The pricing mechanism in the Spanish electricity system follows a marginalist scheme: the price is set by the last technology to enter the system to cover electricity demand.
In recent months, combined cycle plants, which burn gas to produce electricity, have entered the system just when the price of gas and CO2 emission rights have shot up, with the subsequent extra cost to the system and, therefore, to the end consumer. Nuclear and hydroelectric plants, which produce electricity at a low cost, are paid the higher price set by the system. This over-retribution is what is known as “windfall profits”.
According to government sources, the proposal would respect the European regulatory framework (where there should be no discrimination by technology) and would be similar to that existing in 2006-2009, with the reduction of a part of the CO2 “dividend” to non-emitting plants prior to 2005 that sell energy on the market. There is speculation this reduction could be progressive depending on the price level of CO2, unlike in 2006-2009 when the government stopped allocating emission rights free of charge to these plants.
The government’s forecast is that, based on current CO2 emission prices of around 50 euros/Tn, this reduction (if it is full) would have an impact of between 800 million and 1 billion euros and could lead to a reduction of 5% in consumers’ bills.
The measures proposed by the government would also affect non-carbon dioxide emitting plants built before 2005, which could include some wind farms. It is not clear this measure will gain enough political support to be passed, as the government does not have a sufficient majority in Congress. In addition to possible parliamentary obstacles, these measures could also face possible lawsuits from electricity companies in the courts. The new law would not be ready until early 2022.
Banco Sabadell’s analysis team highlights that “a reduction in this part of CO2 would affect above all those companies with the greatest exposure to nuclear and hydroelectric plants, where Endesa would have a high weighting in EBITDA from production of both technologies (close to 15% of EBITDA 2020 vs 8% in Iberdrola, 5% in Acciona and 4% in Naturgy. (In valuation terms, the weighting of both technologies represents approximately 12% of Endesa’s Enterprise Value, 4% in Iberdrola, 4% in Acciona and 3% in Naturgy).”

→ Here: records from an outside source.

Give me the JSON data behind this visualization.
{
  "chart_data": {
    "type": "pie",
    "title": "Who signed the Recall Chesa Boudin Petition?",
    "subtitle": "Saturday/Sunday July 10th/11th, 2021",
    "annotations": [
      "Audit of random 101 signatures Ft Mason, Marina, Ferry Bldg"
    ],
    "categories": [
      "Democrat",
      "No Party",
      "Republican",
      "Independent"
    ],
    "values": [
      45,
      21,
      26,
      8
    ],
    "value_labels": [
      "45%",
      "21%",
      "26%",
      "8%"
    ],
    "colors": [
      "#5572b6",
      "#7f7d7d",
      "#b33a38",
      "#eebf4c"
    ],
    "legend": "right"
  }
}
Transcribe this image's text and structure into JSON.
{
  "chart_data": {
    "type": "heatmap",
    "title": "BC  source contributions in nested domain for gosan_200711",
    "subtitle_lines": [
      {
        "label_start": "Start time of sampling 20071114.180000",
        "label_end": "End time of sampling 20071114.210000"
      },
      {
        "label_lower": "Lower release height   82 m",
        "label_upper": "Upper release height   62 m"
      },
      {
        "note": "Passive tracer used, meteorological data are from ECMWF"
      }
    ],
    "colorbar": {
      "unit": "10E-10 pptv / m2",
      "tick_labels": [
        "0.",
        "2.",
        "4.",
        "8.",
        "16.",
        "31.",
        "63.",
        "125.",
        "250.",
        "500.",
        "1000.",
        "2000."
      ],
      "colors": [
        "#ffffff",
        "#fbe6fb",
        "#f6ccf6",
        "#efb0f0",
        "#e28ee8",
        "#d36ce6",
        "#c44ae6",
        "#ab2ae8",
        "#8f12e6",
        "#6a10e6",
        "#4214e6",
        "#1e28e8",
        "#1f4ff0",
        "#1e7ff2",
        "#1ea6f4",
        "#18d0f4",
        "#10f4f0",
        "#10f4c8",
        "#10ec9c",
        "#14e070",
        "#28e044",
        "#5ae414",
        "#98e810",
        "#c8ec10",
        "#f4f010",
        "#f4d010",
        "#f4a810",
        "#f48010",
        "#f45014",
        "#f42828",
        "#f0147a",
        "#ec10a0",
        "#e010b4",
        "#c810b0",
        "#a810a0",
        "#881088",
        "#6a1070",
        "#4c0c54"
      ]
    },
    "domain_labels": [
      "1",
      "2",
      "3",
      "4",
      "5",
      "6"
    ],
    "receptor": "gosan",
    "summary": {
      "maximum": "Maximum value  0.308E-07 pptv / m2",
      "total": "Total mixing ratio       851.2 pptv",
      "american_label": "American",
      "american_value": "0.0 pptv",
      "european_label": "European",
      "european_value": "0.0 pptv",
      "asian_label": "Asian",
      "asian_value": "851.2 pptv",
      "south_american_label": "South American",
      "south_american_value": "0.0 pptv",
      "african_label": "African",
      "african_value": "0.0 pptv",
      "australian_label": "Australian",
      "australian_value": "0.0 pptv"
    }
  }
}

However, Sabadell analysts believe that “the reduction in this item should not be very significant given that back-up technologies are necessary in the current marginal price system, that they have to comply with the European regulatory framework and that the government will already benefit and collect much more with emission auctions in the face of rising CO2 prices.”
In any case, the figure of between 800 million to 1 billion euros represents c. 5% of the companies’ combined EBITDA. At the same time, they point out, “we must not forget that higher pool prices would always end up benefiting the electricity companies.”
For their part, Bankinter analysts flag in a note on the issue that “if these changes are finally introduced and approved, some companies in the sector would be negatively affected.” Sabadell analysts also point to those with exposure to hydro and nuclear energy as the most affected.
It is not clear either to Bankinter’s analysis team that these changes will finally be carried out or how they could materialise. However, they insist that “this is bad news for the sector, as it highlights the regulatory risk to which it is subjct.” And they remind us: “Every time this type of news comes to light, the electricity sector reacts with falls in share prices, as investor confidence is eroded.”
Endesa shares fell 5.71%, Iberdrola 2.74% and Naturgy 0.19% on Monday.